We poured 80% of our resources into sales & marketing and our company grew so fast that we tripled every year and soon had resources and customers all over the world. 

Lessons learned: find your unique value proposition, package it up professionally and sell, sell, sell. Let your customer drive your business and your product features.

8. Where do you see yourself ten years from now? Will you still be involved with startups and how?

My vision is to develop many other startups over the next ten years and beyond. I believe a natural transition will occur, from spending the majority of my day as a managing founder running the day-to-day business initiatives to an advisor & mentor to the founders and leaders running their startups.

A major goal of mine is to mentor startups and entrepreneurs as part of a team of mentors in a well-known accelerator program (think: Y Combinator, 500 Startups, TechStars).

I started this transition when I began mentoring startup founders in my spare time a couple of years ago.
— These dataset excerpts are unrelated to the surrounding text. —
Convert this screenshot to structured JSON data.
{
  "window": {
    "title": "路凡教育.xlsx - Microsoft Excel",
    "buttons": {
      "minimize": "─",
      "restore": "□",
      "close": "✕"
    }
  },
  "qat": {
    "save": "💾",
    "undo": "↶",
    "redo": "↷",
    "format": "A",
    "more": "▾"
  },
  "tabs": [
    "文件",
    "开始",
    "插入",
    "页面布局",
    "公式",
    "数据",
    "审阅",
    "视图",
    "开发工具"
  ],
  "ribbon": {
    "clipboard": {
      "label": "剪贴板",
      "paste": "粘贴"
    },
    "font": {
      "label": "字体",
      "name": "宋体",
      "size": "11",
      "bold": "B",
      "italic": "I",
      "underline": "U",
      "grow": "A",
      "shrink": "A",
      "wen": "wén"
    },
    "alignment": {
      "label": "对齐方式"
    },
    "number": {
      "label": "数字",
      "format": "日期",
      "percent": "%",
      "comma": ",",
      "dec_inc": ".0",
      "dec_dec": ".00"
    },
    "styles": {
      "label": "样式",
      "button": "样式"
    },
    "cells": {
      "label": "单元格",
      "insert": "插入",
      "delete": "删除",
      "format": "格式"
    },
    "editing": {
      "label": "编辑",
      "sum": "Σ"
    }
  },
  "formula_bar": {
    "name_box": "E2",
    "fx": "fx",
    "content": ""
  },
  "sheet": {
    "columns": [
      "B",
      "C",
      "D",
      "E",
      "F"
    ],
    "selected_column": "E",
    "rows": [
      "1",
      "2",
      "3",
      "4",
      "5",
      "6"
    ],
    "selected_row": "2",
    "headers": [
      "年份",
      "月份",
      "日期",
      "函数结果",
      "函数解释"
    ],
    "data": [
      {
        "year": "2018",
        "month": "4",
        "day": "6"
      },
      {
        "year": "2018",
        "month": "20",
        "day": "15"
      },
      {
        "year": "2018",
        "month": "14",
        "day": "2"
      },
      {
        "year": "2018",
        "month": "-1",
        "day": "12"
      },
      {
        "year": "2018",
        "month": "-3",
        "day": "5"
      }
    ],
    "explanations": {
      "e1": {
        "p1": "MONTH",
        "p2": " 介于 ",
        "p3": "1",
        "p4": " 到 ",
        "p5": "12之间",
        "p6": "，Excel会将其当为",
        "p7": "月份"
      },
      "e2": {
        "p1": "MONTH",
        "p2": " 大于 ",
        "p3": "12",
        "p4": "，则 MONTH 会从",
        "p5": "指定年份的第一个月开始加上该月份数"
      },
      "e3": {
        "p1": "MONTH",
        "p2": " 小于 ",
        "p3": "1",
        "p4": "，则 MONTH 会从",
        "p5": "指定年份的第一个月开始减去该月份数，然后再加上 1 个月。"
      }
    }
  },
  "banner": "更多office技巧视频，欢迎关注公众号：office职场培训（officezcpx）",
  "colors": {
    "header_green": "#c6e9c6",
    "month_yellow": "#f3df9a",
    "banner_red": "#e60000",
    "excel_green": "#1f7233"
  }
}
The other part of my vision is to teach my kids valuable entrepreneurial lessons, and maybe someday, they will have startups of their own.

9. If you could have coffee with any startup leader who would it be and why. And what would you want to talk about / ask them?

There are so many startup leaders I would want to spend time with. If Steve Jobs were alive today, he would be top on my list. Elon Musk of Tesla, Richard Branson of Virgin, Drew Houston of Dropbox, Tony Hsieh of Zappos, Dave McClure of 500 Startups, Jeff Bezos of, Mark Zuckerburg of Facebook, and Marc Benioff of SalesForce.

There’s so much to learn from them so I wouldn’t try to drive the conversation. I would let them speak freely about whatever was on their mind and let the conversation evolve from there.

10. Did you know that Henry Ford is NOT the person who said, "If I had asked people what they wanted, they would have said, 'Faster Horses.'"?

No, I’ve seen that quote in countless startup presentations. What is the real quote? [answer: No one knows who coined this saying, but the Henry Ford Museum confirms that there's no evidence that this was a saying of Ford's.]